The BCS unveiled a raft of new initiatives, designed to enhance its value to its members, the IT profession, the academic community and the general public.
"We're announcing a complete transformation of BCS into The Chartered Institute for IT, and we're going to change how we present ourselves, focusing on the chartered aspect," said BCS chief executive David Clarke.
Clarke said the BCS had completed significant research into what the IT profession wants from a professional body, given that there are a million people working in IT in the UK, acknowledging that BCS membership was still only "a small percentage of that million people.
But encouraging employers to accept the need for staff to attain Chartered IT Professional (CITP) status has been and will continue to prove difficult, said Clarke.
"These people work in a certain way, they have a certain level of knowledge, and they operate to a code of conduct – but that doesn't say anything about their competence," he said.
If CITP could give employers such information, "then you've got something," said Clarke.
BCS has been developing its chartered standard for the past three years, and has gone down the road of assessing people's competency. BCS will have a register and employers will be able to ask if the registered person has the claimed level of competency.
BCS will have an online application process for CITP status ready in early October, but the site is still being tested said Clarke.

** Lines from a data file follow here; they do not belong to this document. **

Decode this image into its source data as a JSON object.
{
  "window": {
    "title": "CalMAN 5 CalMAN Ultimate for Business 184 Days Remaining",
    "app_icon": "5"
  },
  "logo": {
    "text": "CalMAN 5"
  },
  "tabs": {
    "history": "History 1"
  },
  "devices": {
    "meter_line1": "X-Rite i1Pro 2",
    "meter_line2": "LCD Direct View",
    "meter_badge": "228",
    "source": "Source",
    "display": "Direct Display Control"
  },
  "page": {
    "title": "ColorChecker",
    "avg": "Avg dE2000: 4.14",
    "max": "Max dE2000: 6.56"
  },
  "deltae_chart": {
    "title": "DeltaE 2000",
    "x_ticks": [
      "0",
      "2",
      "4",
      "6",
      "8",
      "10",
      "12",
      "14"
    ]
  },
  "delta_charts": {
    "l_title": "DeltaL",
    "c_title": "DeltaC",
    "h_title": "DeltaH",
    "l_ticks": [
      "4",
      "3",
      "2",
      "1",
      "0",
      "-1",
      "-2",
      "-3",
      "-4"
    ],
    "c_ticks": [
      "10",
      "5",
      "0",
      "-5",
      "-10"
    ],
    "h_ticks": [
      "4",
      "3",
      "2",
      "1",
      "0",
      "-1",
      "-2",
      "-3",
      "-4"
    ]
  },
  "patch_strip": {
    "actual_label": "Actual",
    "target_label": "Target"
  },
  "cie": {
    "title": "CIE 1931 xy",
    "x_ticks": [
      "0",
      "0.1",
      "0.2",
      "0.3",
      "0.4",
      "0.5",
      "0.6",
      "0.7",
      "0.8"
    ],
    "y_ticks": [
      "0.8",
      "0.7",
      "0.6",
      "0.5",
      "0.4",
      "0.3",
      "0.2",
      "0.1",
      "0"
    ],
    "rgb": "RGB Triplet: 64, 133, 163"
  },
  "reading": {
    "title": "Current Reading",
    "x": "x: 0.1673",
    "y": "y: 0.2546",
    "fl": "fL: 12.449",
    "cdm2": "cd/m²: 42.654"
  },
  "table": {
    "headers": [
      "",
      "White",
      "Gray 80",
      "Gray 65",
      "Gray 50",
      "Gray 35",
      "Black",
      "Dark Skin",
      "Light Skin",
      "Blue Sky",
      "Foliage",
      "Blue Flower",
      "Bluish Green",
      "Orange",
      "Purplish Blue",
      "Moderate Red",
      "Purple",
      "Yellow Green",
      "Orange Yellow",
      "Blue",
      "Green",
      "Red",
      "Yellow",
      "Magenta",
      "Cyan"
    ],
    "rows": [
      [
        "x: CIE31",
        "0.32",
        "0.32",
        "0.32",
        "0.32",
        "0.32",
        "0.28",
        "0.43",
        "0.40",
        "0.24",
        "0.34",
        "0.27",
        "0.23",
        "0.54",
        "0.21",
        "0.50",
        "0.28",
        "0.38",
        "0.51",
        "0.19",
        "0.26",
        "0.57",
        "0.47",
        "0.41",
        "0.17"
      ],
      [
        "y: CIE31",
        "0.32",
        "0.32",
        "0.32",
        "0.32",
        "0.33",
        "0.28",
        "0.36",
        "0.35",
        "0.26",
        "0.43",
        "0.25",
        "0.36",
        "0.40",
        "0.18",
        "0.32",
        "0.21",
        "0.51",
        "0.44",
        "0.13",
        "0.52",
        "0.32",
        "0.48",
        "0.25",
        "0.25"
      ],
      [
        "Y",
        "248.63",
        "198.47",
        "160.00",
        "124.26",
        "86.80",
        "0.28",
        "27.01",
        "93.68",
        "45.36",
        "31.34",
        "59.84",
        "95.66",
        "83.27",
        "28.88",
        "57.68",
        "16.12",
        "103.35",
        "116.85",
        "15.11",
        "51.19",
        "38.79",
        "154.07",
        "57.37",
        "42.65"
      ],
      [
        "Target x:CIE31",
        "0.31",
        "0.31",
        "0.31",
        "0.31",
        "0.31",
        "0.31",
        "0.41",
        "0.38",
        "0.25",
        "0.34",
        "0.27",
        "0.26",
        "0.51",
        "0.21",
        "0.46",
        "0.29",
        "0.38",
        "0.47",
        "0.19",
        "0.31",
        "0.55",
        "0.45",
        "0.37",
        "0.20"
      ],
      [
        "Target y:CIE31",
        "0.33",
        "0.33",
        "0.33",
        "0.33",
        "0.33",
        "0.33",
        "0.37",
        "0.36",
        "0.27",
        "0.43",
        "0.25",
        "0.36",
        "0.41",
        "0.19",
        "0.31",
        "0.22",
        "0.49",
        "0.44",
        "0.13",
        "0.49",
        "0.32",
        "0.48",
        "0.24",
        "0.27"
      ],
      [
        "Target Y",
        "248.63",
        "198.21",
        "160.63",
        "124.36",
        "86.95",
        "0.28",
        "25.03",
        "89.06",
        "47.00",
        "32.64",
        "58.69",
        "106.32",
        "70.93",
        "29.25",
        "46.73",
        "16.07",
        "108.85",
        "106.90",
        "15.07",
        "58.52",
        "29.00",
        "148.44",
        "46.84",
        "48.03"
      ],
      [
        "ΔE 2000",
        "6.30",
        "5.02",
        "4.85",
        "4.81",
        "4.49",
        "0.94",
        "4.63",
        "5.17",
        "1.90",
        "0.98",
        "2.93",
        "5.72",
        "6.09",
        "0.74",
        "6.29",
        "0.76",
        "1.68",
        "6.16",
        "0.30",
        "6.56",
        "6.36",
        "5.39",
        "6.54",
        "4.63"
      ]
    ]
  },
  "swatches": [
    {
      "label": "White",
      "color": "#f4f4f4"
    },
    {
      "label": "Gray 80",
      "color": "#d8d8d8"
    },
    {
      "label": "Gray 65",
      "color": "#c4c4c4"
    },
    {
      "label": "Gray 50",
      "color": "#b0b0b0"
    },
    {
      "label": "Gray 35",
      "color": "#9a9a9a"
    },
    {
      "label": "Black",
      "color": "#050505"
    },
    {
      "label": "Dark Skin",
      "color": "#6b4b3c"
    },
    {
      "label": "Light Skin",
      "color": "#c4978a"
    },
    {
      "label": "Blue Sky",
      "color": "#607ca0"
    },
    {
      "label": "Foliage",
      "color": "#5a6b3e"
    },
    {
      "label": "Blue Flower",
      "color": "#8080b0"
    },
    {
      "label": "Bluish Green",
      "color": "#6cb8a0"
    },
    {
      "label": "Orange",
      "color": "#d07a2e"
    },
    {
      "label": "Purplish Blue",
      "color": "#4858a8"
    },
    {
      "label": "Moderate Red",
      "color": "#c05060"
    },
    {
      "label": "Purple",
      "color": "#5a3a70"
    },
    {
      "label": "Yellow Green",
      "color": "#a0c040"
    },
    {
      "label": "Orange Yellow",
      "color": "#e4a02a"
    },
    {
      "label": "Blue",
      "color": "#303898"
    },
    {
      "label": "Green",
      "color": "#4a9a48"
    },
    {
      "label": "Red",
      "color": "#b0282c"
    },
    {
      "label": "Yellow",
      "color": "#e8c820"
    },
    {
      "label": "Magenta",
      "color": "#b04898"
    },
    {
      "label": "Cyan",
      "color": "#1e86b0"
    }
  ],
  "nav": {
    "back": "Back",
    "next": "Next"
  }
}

CITP will be based on the Skills Framework for the Information Age (SFIA), and Clarke said the UK government would be using SFIA as the basis of all its IT-related work.
"We've tied CITP to level five [out of seven] of this skills architecture," he said.
BCS said successful applicants would be issued with a Certificate of Current Competence valid for five years, after which they will be a requirement to undertake revalidation to acquire a new certificate.
The society also plans to create a new Academy of Computing to provide an integrated and coherent approach to advancing IT and computing across education, research and business. The organisation also aims to extend its reach internationally with a plan to offer its qualifications to new countries, including the Asia-Pacific region, Germany and Spain.
Clarke said a further goal is to increase the value BCS gives its members and other key communities.
"Over the next 12 months, we will introduce a wide range of new qualifications, products and services designed to do this," he said.
Clarke said the new services will include a member networking facility " based on the latest Web 2.0 technologies", a new BCS web site and a revamped jobs web site - BCSrecruit.com – as well as other career development tools designed to help members boost their job prospects.
Clark said the BCS is unveiling a new strategy focusing on five key objectives.
"[These are:] bridging the gap between education, practice and research; giving IT practitioners the professional development and career support they deserve; informing public policy on how IT can contribute to society; ensuring everyone benefits from IT; and championing the global IT profession," he said.